Il campione degli Heat si è concesso in esclusiva ai microfoni di Sky e ha accettato di svelarci soprattutto cosa vuol dire, per lui, essere leader in una squadra che è riuscito a guidare per due volte in quattro anni alle finali NBA. Ma c'è spazio anche per la sua passione per il calcio, e per i calciatori suoi grandi amici
MIAMI - Non pensate che sia diverso: questi Miami Heat sono la squadra di Jimmy Butler così come i Denver Nuggets sono la squadra di Nikola Jokic. Un giro nello store della squadra all'interno del Kaseya Center lo conferma: le t-shirt con il n°22 e il nome "Butler" sono tutte esaurite, è rimasto qualcosa con la scritta "Buckets" (il suo soprannome) o con una strana foto di lui sdraiato a terra sul parquet. Ma nient'altro (mentre le maglie di Adebayo, di Herro, di Lowry e di tutti gli altri abbondano sugli scaffali). È Butler la superstar. È Butler il leader. Però a modo suo, sia nel primo caso che nel secondo. E l'esterno degli Heat ne ha parlato nell'intervista esclusiva che ha rilasciato ai microfoni di Sky Sport durante queste Finals: "Credo che il mio tipo di leadership dipenda da tanti fattori", dice. "Innanzitutto l'esperienza, tutto quello che affronti ti rende un certo tipo di persona, e io nella mia vita ne ho passate davvero tante, come molti ragazzi di questa squadra", racconta. "Poi il mio modo di essere leader cambia anche a seconda dei compagni che ho attorno, e alle loro diverse necessità. Io resto me stesso, io sono - se volete metterlo tra virgolette - il leader di questo gruppo. Amo i miei compagni, farei di tutto per loro, tanto in campo quanto fuori. Per me essere leader vuol dire fare la cosa giusta la maggior parte delle volte, il più spesso possibile, perché tutti prestano attenzione a quello che faccio - ma fare la cosa giusta anche quando nessuno è lì a osservarmi, se è possibile. Vuol dire dare tutto quello che ho, e guidare innanzitutto col mio esempio. C'è chi afferma la sua leadership attraverso le emozioni, chi con le parole, io sento di dover scendere in campo e farti vedere come si fa".
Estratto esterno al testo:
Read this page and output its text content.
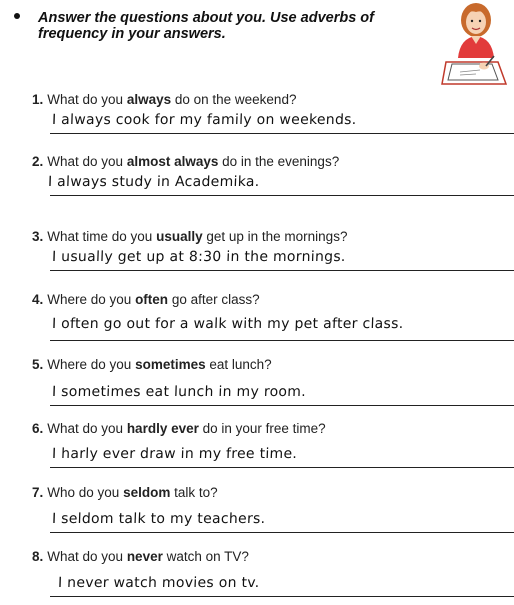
Answer the questions about you. Use adverbs of frequency in your answers.
1. What do you always do on the weekend?
I always cook for my family on weekends.
2. What do you almost always do in the evenings?
I always study in Academika.
3. What time do you usually get up in the mornings?
I usually get up at 8:30 in the mornings.
4. Where do you often go after class?
I often go out for a walk with my pet after class.
5. Where do you sometimes eat lunch?
I sometimes eat lunch in my room.
6. What do you hardly ever do in your free time?
I harly ever draw in my free time.
7. Who do you seldom talk to?
I seldom talk to my teachers.
8. What do you never watch on TV?
I never watch movies on tv.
L'amicizia con Neymar: come e quando è nata
Nelle due gare di Miami, la prima fila del Kesaya Center ha ospitato grossi nomi del calcio mondiale, da Neymar a Pogba fino a Vinicius. Dei tre, il rapporto di Butler con il brasiliano del PSG è quello più stretto: "È nato nel 2016, a Rio de Janeiro, quando lui ha vinto l'oro olimpico con la nazionale brasiliana e io quello con Team USA. Da allora ho iniziato a prestare tanta attenzione alla sua carriera e a seguire maggiormente uno sport stupendo come il calcio. Oggi tutti i miei amici sono giocatori di calcio, c'era anche Paul [Pogba] qui l'altro giorno, per cui forza Juve", esclama sorridendo Butler, anche se confessa di essere più un tifoso del PSG - o dell'Inter Miami, la nuova squadra di Messi - e comunque più dei giocatori in generale che di una singola squadra.